By the time he was fairly certain she was leaving marks, he finally decided that ignoring her wasn’t going to work — she’d need actual words. He turned around.
Shino was looking at him with an expression that was, unmistakably, a little lonely.
The words died somewhere on the way out.
“W-what’s with that face…”
“…I’ve been waiting.”
“Waiting for… what?”
“Hmph.”
She turned away, cheeks puffed out.
Sandai tilted his head, genuinely baffled. Then, barely above a whisper, she murmured:
“I left a note and everything. …Whatever.”
He didn’t quite catch it. She’d spoken too quietly.
But from that point on, the mechanical pencil jabs stopped entirely.
☆
With Shino’s poking campaign over, Sandai’s days began returning to their usual shape. Less contact between them meant less material for everyone else to work with, and the surrounding interest faded as gradually as it had arrived.
Things were settling, moving in the direction he’d wanted.
There was just one thing that lingered.
Why had she looked so lonely?
It caught at something small in the back of his mind. Though, to be fair — he hadn’t done anything particularly cruel to her. He hadn’t done anything at all.
“Gals are incomprehensible. …Then again, they always were a different species to me. No point thinking about it.”
He let himself steep in the feeling of having encountered alien life, came home, and got to work — same as always.
An hour passed. Then two. By the time he surfaced, it was past nine.
Time for a break. He stood, brewed a cup of coffee, and flipped the TV on without any real intention — just noise, just something to look at while he rested.

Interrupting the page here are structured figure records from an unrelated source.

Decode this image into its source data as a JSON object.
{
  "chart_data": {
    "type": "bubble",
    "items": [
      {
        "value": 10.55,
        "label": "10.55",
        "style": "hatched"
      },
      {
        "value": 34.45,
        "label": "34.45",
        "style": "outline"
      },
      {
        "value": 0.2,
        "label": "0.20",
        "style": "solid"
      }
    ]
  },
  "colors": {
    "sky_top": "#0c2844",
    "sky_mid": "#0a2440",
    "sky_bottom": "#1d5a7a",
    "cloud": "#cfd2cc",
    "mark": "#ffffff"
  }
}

The newscaster’s expression stopped him.
“A typhoon is rapidly approaching. A direct hit is expected within the next two hours, and the Japan Meteorological Agency is urging all residents to avoid unnecessary travel. In response to the developing situation, train services have been suspended early, with the last departures running at 8:30 PM tonight.”
Sandai glanced toward the window. The rain was coming down hard now, the wind pressing against the glass in long, uneven gusts. So it was real.
Then — the intercom buzzed.
“A delivery? …I don’t remember scheduling anything for tonight. And even if I had, no courier’s going to show up while a typhoon is barreling in. So who on earth—”
He made his way to the door, still muttering, and pulled it open.
Shino stood in the hallway, completely soaked through, and sneezed.
“S-sorry. My shift ended, and I was about to head home, but the trains stopped because of the typhoon, so, um — c-can I stay tonight…?”
It appeared the late-night delivery was not, in fact, a package.
It was a beautiful gal.
The sheer abruptness of this development pulled Sandai’s face into something between a wince and a grimace — but he couldn’t exactly leave a drenched girl standing in a hallway.
“Get in,” he said, and stepped aside.